Money Myths

Five Money Myths No One Should Believe In 

There are a lot of misconceptions, dubious ideas, and outright falsehoods out there that are still believed in. This can be particularly true when it comes to money. Unfortunately, the most common false ideas about money can cause a lot of damage. That’s why it’s so important that no one believe the following five money myths.

1. Young people don’t need to worry about retirement.

It’s a reality: everyone has to prepare for retirement. While younger folks may have more years left until they stop working, this is actually more reason to start saving now, not less. Since invested money grows over time, starting saving for retirement early makes it much easier to be fully prepared.

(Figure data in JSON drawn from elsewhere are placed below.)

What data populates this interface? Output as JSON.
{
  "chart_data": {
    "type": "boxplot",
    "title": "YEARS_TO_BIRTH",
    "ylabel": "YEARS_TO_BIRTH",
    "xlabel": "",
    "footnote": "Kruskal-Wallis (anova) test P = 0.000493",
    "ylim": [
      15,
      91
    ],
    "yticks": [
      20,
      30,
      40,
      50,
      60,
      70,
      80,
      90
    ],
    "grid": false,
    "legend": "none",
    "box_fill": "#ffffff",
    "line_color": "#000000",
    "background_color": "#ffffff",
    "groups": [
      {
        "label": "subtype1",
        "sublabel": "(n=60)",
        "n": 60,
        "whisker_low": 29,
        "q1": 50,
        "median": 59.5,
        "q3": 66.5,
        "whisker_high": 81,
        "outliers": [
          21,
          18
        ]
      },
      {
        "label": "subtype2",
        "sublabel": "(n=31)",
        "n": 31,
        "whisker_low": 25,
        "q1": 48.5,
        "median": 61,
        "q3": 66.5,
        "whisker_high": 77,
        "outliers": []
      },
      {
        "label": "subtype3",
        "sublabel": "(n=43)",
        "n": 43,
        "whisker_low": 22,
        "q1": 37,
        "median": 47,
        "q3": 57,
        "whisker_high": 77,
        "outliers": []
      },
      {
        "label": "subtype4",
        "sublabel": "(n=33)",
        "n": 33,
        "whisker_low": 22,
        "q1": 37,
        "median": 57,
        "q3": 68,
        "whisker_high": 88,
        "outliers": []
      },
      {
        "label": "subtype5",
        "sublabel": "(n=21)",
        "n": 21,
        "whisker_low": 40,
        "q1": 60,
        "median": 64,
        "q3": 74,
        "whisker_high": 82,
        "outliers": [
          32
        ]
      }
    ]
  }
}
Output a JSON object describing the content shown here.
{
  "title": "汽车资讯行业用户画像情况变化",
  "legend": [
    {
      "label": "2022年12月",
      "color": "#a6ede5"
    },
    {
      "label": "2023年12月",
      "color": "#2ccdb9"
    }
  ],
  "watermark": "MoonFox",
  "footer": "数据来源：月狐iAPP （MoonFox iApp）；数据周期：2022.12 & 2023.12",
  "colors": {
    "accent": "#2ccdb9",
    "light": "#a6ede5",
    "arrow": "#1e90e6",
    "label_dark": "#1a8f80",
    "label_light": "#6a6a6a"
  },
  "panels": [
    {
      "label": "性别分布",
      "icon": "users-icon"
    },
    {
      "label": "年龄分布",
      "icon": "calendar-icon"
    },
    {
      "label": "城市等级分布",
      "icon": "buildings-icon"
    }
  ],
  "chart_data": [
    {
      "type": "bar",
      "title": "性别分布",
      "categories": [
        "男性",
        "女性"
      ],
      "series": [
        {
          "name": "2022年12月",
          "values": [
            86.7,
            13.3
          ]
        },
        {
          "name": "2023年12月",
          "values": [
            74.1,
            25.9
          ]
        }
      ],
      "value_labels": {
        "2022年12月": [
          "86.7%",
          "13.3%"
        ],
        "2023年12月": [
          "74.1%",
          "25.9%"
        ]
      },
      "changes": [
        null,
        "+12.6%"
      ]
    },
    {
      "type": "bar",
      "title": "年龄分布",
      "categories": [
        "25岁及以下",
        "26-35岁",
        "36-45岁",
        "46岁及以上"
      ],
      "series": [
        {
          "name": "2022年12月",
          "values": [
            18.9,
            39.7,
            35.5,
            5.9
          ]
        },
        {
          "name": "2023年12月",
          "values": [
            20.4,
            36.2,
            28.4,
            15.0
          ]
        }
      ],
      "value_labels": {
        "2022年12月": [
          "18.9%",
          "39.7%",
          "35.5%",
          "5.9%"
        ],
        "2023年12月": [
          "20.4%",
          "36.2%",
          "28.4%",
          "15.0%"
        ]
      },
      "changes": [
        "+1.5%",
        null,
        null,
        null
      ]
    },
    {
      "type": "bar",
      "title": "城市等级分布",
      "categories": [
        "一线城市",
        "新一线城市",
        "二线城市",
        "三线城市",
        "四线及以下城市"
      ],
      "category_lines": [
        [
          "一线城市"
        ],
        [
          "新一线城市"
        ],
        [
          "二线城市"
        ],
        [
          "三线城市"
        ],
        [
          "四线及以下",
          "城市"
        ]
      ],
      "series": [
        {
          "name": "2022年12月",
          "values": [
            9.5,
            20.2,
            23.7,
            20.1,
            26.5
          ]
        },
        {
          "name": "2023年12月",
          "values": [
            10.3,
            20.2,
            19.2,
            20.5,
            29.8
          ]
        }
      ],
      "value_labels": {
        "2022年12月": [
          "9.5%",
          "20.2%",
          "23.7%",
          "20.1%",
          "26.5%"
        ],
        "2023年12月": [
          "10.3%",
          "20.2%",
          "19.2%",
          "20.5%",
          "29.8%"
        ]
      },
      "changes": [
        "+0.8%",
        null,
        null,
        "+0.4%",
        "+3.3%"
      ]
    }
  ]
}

2. Small expenses don’t matter.

This myth is easy to believe. After all, how much difference could it possibly make if someone spends $5 at a coffee shop every day? Well, as it turns out, quite a lot — since costs add up. That small daily expense sums up to more than $1800 over an entire year. Eliminating (or at least cutting back on) small but wasteful expenses like this can result in the reaping of some not-so-small savings.

3. A budget isn’t necessary.

Keeping a budget can seem like a monotonous and annoying task. However, a budget is an invaluable tool for keeping track of and controlling spending. People who don’t keep a monthly budget often have no idea where their money goes. Needless waste and a failure to save any money is the inevitable result. A budget allows individuals to assert control over their financial life.

4. Debt is always bad.

It’s not hard to see why this myth exists. It is certainly true that debt can be dangerous and that many people have wrecked their lives by going into debt. Nonetheless, debt can be very useful. Taking out a mortgage to buy a home is a great idea for those who are financially secure, for example. Even credit card debt is a good way to improve your credit score — just as long as the balance owed is paid off every month.

5. The stock market is too risky.

Yes, it is certainly true that stocks can go down as well as up. And yes, it is certainly true that major stock market crashes can and do occur. Even so, the stock market is still an awesome way to make money over the long run. That’s because, historically, the stock market has returned about 10% on investment on average each year. Investing in stocks is a good idea for almost everyone.

Money can ruin someone’s life — or make it. That’s why money myths might be more damaging than common myths in other areas of life. Learning to see through the most common money myths is simply crucial.